Justice Clarence Thomas was among the four justices who dissented Friday against granting same-sex couples the right to marry, warning that the “decision will have inestimable consequences for our Constitution and our society.”
Thomas’ dissent focused on the idea of negative rights, “As one later commentator observed, ‘[L]iberty in the eighteenth century was thought of much more in relation to ‘negative liberty’; that is, freedom from, not freedom to, freedom from a number of social and political evils, including arbitrary government power,'” writes Justice Thomas in dissent.
Thomas connects this to disprove the notion that same-sex couples have a right to a government entitlement, writing, “In the American legal tradition, liberty has long been understood as individual freedom from governmental action, not as a right to a particular governmental entitlement.”
In his majority opinion, Justice Anthony Kennedy mentioned the word “dignity” nine times.
Thomas disagrees with this view that same-sex couples are denied dignity when they don’t have the right to marry, arguing, “Slaves did not lose their dignity (any more than they lost their humanity) because the government allowed them to be enslaved.

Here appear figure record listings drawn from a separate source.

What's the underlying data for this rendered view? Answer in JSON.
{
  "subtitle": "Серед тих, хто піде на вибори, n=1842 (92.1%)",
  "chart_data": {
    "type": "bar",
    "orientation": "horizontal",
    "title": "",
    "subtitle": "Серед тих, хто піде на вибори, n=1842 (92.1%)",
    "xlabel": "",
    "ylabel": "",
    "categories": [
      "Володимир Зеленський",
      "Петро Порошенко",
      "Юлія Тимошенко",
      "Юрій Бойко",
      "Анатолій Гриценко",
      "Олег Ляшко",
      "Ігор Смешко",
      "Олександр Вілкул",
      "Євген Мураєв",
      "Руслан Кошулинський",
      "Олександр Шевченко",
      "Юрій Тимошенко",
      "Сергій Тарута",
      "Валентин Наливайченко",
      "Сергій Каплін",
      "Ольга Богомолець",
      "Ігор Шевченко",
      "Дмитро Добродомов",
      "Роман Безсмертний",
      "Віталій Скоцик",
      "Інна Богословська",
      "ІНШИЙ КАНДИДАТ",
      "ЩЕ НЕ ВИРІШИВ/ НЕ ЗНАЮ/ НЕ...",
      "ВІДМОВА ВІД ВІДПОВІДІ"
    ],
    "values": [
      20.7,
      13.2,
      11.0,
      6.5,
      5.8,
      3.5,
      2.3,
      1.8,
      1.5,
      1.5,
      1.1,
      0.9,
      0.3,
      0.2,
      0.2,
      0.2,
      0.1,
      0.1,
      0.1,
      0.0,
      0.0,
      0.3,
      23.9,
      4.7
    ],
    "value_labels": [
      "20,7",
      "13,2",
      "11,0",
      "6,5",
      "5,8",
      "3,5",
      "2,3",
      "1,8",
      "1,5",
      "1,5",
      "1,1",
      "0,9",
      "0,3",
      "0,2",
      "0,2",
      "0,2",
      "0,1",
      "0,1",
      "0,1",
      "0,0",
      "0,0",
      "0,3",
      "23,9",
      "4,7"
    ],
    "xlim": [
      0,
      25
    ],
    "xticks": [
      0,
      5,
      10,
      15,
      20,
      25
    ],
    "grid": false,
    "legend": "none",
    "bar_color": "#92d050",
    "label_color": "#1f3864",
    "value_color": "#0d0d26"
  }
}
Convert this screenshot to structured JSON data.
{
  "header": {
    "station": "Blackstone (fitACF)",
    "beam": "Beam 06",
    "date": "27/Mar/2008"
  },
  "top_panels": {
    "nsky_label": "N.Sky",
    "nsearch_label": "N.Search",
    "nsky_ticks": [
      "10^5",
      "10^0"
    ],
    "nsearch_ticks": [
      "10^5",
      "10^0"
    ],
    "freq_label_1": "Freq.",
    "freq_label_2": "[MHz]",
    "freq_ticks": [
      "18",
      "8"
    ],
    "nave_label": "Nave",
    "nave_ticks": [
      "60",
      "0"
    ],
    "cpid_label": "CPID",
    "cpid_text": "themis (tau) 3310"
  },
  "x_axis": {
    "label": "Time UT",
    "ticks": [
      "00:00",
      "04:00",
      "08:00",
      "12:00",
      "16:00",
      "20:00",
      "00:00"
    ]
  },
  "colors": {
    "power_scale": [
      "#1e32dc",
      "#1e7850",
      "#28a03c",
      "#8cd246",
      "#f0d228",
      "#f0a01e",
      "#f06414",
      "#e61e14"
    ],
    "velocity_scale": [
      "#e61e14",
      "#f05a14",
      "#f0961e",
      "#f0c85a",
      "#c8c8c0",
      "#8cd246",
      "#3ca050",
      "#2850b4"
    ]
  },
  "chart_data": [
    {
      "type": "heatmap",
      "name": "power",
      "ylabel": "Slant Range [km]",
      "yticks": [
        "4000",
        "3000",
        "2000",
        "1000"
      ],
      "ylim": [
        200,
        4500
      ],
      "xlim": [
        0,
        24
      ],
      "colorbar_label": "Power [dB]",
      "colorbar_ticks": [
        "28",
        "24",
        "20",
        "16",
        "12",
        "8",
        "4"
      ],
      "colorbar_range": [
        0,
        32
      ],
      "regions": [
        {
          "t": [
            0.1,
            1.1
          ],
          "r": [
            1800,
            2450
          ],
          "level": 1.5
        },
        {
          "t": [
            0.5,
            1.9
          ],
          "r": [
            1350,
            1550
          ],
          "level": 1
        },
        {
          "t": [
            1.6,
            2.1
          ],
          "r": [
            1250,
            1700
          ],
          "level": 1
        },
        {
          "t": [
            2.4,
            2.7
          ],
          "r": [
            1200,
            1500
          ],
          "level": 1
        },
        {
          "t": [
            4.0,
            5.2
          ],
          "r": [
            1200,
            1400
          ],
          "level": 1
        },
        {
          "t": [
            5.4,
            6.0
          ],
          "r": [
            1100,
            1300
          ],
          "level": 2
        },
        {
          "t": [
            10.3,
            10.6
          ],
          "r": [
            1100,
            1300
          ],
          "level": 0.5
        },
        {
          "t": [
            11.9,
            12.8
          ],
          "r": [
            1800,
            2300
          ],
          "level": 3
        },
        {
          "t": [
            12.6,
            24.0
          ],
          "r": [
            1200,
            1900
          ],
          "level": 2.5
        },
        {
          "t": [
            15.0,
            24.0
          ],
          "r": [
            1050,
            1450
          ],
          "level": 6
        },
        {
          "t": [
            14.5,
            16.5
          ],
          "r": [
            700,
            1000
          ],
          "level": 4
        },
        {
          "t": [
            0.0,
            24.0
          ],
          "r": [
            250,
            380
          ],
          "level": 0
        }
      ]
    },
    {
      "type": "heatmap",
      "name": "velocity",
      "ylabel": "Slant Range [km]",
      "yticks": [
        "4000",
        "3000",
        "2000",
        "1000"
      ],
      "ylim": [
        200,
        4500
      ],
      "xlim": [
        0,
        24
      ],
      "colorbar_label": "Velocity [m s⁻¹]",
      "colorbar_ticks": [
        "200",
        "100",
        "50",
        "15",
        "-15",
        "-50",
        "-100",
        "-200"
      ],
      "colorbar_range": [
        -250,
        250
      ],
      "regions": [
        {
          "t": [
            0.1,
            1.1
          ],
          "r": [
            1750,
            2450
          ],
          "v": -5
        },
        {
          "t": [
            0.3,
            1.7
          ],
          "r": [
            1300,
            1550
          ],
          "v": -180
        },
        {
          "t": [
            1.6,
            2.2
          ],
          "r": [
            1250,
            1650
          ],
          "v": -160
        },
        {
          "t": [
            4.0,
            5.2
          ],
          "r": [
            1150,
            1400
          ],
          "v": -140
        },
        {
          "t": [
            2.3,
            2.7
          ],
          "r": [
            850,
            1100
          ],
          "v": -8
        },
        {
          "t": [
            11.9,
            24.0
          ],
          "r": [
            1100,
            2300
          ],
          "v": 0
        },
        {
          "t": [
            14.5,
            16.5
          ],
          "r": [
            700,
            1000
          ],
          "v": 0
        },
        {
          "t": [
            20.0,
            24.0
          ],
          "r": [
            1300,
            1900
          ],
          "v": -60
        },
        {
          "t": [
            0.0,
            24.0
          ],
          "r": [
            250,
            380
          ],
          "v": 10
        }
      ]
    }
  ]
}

Those held in internment camps did not lose their dignity because the government confined them. And those denied governmental benefits certainly do not lose their dignity because the government denies them those benefits. The government cannot bestow dignity, and it cannot take it away.”
The dissent ends with Thomas worrying about the effects this majority opinion presents: “In its haste to reach a desired result, the majority misapplies a clause focused on “due process” to afford substantive rights, disregards the most plausible understanding of the “liberty” protected by that clause, and distorts the principles on which this Nation was founded. Its decision will have inestimable consequences for our Constitution and our society .I respectfully dissent.”